I wonder if Chicken is precipitate in her nesting, but she’s not. Wherever there are rooks there is noise and industry. In the tall trees in Union Street Gardens, beside the city’s main thoroughfare, the
rooks’ nests which stand all winter stark and black, exposed in the leafless trees, are now as frantic with avian activity as the streets and shops below are with the human sort. Every spring since I came to live in this city, I’ve watched and waited for the first rooks to fly back and forth over the lines of traffic, their beaks crammed with building materials, too busy to be bothered with drivers and shoppers and idle rook watchers like me.

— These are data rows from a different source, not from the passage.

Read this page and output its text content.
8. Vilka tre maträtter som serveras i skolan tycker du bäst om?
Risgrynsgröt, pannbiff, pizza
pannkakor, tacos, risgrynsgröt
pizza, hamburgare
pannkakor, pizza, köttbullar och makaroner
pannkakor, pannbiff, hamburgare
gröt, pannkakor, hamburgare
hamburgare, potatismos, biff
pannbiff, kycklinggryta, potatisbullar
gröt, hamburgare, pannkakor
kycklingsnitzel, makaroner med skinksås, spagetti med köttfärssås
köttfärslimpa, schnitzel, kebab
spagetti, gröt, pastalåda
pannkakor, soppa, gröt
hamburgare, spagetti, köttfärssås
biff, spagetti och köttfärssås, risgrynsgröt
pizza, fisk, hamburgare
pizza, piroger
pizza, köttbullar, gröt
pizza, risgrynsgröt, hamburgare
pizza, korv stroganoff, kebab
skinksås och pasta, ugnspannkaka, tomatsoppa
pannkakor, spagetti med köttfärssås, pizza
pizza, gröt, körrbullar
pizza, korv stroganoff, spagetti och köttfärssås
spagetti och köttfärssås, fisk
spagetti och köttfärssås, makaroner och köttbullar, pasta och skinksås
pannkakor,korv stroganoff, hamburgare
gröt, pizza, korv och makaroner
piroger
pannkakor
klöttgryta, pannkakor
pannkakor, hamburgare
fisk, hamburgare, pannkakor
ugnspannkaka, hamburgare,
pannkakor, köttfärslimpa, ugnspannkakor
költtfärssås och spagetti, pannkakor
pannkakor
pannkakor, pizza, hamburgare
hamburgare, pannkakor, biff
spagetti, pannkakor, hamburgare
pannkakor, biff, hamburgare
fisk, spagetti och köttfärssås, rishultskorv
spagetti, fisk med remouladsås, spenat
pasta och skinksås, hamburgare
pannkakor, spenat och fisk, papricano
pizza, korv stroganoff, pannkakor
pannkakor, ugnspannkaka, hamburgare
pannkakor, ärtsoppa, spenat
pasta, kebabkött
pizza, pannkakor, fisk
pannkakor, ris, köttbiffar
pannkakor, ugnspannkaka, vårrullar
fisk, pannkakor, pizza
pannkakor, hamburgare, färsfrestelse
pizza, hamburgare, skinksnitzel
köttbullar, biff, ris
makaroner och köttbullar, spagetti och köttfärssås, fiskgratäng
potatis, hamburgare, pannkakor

The oddest thing about it all is that Chicken only began nest-building last year, changing the pattern of her spring behaviour from all the other years she’s lived here. She has, in her own way, always acknowledged spring. I had become used to it, anticipating her running upstairs (usually in the early morning before anyone was around to stop her) to the first and then to the second floor, where she would stand for hours at a time, looking down through the banisters, a certain indication of spring. I never really understood why she did it. Was it a desire for height, a simulation of the experience of looking from a tree? I was torn between her needs and preservation of the stair carpet from the consequences of defecation. I tried compromise. I put down newspaper, which she ripped and scattered, and since I couldn’t think of anything else that would prevent the inevitable consequences of her walking up and down the stairs, eventually, after many years of guilt and combat, of running upstairs after her, chasing and catching her before carrying her downstairs several times a day, I arranged a barrier of supreme inelegance, consisting of two large plastic boxes flanking an old lampshade, on the lowest tread of the stair. I did this only when psychological methods failed. I had first placed
an item of which I knew her to be afraid – my embroidery frame on its stand, an object of enduring terror-inducement – on the wide fourth tread at the turn of the staircase, but spring determination overcame her fear.